English snooker player

Ian Graham (born 17 February 1967) is an English former professional snooker player.

==Career==

===Amateur career===
Graham is from Watford. During the 1986-87 amateur season he finished in the top 8 of the WPBSA Pro-Ticket series. In the subsequent play-off he defeated professional player Clive Everton 10-1.

===Professional career===
Graham turned professional in 1988. Playing as a professional, Graham has a run to the last-16 of the 1988 Canadian Masters, including a 5-2 victory over Eddie Charlton, but was denied a first ranking event quarter final being edged out 5-4 by home player, and former World Champion, Cliff Thorburn.

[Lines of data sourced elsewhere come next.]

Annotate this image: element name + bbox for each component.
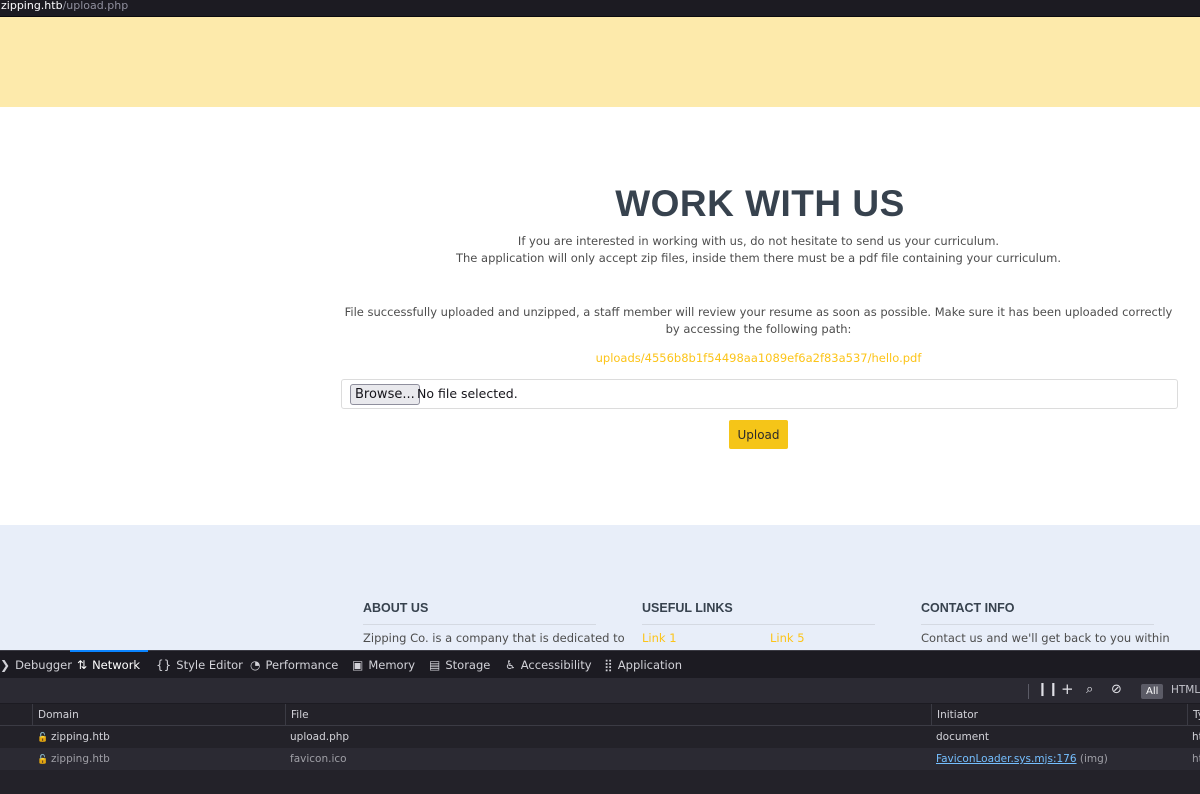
contact-heading: CONTACT INFO xyxy=(921,601,1154,625)
initiator-link[interactable]: FaviconLoader.sys.mjs:176 xyxy=(936,753,1077,765)
storage-icon: ▤ xyxy=(429,657,441,672)
upload-button[interactable]: Upload xyxy=(729,420,788,449)
main-section: WORK WITH US If you are interested in wo… xyxy=(0,107,1200,525)
intro-text-2: The application will only accept zip fil… xyxy=(455,251,1061,265)
requests-table-empty-area xyxy=(0,770,1200,794)
network-arrows-icon: ⇅ xyxy=(77,657,88,672)
search-icon[interactable]: ⌕ xyxy=(1086,682,1093,697)
file-status-text: No file selected. xyxy=(417,386,518,401)
braces-icon: {} xyxy=(156,657,172,672)
footer: ABOUT US Zipping Co. is a company that i… xyxy=(0,525,1200,650)
footer-link-1[interactable]: Link 1 xyxy=(642,631,677,645)
table-row[interactable]: 🔓 zipping.htb favicon.ico FaviconLoader.s… xyxy=(0,748,1200,770)
network-toolbar: ❙❙ + ⌕ ⊘ All HTML xyxy=(0,677,1200,704)
footer-about: ABOUT US Zipping Co. is a company that i… xyxy=(363,601,625,645)
about-text: Zipping Co. is a company that is dedicat… xyxy=(363,631,625,645)
footer-contact: CONTACT INFO Contact us and we'll get ba… xyxy=(921,601,1170,645)
url-bar[interactable]: zipping.htb/upload.php xyxy=(0,0,1200,17)
column-domain[interactable]: Domain xyxy=(32,704,285,726)
column-type[interactable]: Ty xyxy=(1187,704,1200,726)
tab-storage[interactable]: ▤ Storage xyxy=(429,651,490,678)
url-path: /upload.php xyxy=(62,0,129,12)
grid-apps-icon: ⣿ xyxy=(604,657,613,672)
tab-style-editor[interactable]: {} Style Editor xyxy=(156,651,243,678)
tab-memory[interactable]: ▣ Memory xyxy=(352,651,415,678)
initiator-note: (img) xyxy=(1079,753,1108,765)
row-domain: 🔓 zipping.htb xyxy=(32,726,110,748)
add-icon[interactable]: + xyxy=(1061,680,1074,698)
file-input[interactable]: Browse... No file selected. xyxy=(341,379,1178,409)
row-file: upload.php xyxy=(290,731,350,743)
row-type: ht xyxy=(1192,731,1200,743)
insecure-lock-icon: 🔓 xyxy=(37,733,49,743)
row-initiator: document xyxy=(936,731,989,743)
tab-performance[interactable]: ◔ Performance xyxy=(250,651,338,678)
row-initiator: FaviconLoader.sys.mjs:176 (img) xyxy=(931,748,1108,770)
footer-link-5[interactable]: Link 5 xyxy=(770,631,805,645)
tab-accessibility[interactable]: ♿ Accessibility xyxy=(505,651,592,678)
memory-chip-icon: ▣ xyxy=(352,657,364,672)
block-icon[interactable]: ⊘ xyxy=(1111,682,1122,697)
browse-button[interactable]: Browse... xyxy=(350,384,420,405)
row-file: favicon.ico xyxy=(290,753,347,765)
filter-all-button[interactable]: All xyxy=(1141,684,1164,699)
toolbar-separator xyxy=(1028,684,1029,699)
page-title: WORK WITH US xyxy=(615,183,905,224)
accessibility-icon: ♿ xyxy=(505,657,516,672)
tab-debugger[interactable]: ❯ Debugger xyxy=(0,651,72,678)
table-row[interactable]: 🔓zipping.htb upload.php document ht xyxy=(0,726,1200,748)
links-heading: USEFUL LINKS xyxy=(642,601,875,625)
row-domain: 🔓 zipping.htb xyxy=(32,748,110,770)
header-banner xyxy=(0,17,1200,107)
pause-icon[interactable]: ❙❙ xyxy=(1037,682,1059,697)
column-file[interactable]: File xyxy=(285,704,931,726)
about-heading: ABOUT US xyxy=(363,601,596,625)
row-type: ht xyxy=(1192,753,1200,765)
column-initiator[interactable]: Initiator xyxy=(931,704,1187,726)
upload-success-message: File successfully uploaded and unzipped,… xyxy=(344,305,1173,336)
gauge-icon: ◔ xyxy=(250,657,261,672)
filter-html-button[interactable]: HTML xyxy=(1171,684,1200,696)
uploaded-file-link[interactable]: uploads/4556b8b1f54498aa1089ef6a2f83a537… xyxy=(341,351,1176,365)
requests-table-header: Domain File Initiator Ty xyxy=(0,704,1200,726)
insecure-lock-icon: 🔓 xyxy=(37,755,49,765)
devtools-tabbar: ❯ Debugger ⇅ Network {} Style Editor ◔ Perfo… xyxy=(0,650,1200,677)
footer-links: USEFUL LINKS Link 1 Link 5 xyxy=(642,601,875,650)
tab-application[interactable]: ⣿ Application xyxy=(604,651,682,678)
intro-text-1: If you are interested in working with us… xyxy=(517,234,1000,248)
chevron-right-icon: ❯ xyxy=(0,657,11,672)
tab-network[interactable]: ⇅ Network xyxy=(77,651,140,678)
url-host: zipping.htb xyxy=(1,0,63,12)
contact-text: Contact us and we'll get back to you wit… xyxy=(921,631,1170,645)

He came through matches against Graham Cripsey and Martin Smith to reach the final qualifying round for the 1989 World Snooker Championship, but was defeated 10-5 by Dean Reynolds one match from The Crucible. After the start to his pro career, Graham finished the 1988-1989 season ranked 59th in the world rankings.

====Ranking event quarter finalist and Crucible debut====
He reached his first ranking event quarter final at the 1989 Hong Kong Open where he defeated James Wattana, Rex Williams, Tony Jones and Steve James before his run ended with a loss to New Zealand pro Dene O'Kane. For the second consecutive season he reached the final round of qualifying at the Snooker World Championships, but did not make it to The Crucible as he was defeated 10-7 by Tony Drago. He finished his second season as professional with his world ranking having risen to a career high of 51st following the 1989-90 season.

In October 1990, he reached the last-16 of the 1990 Grand Prix with wins over experienced Welsh campaigners, Doug Mountjoy and Cliff Wilson. Graham made his debut at the Crucible Theatre in Sheffield as he reached the last-32 at the 1991 World Snooker Championship, with a win over Dene O'Kane in the final qualifying round, before losing to the ninth seed Steve James 10-3. He finished the 1990–91 season with a career high world ranking of 42.

In October 1991, he reached a second ranking event quarter final at the 1991 Grand Prix where he beat Jimmy White 5-4 before losing to Alan McManus. He defeated former World Champion Dennis Taylor on his way to the last-16 of the 1993 British Open.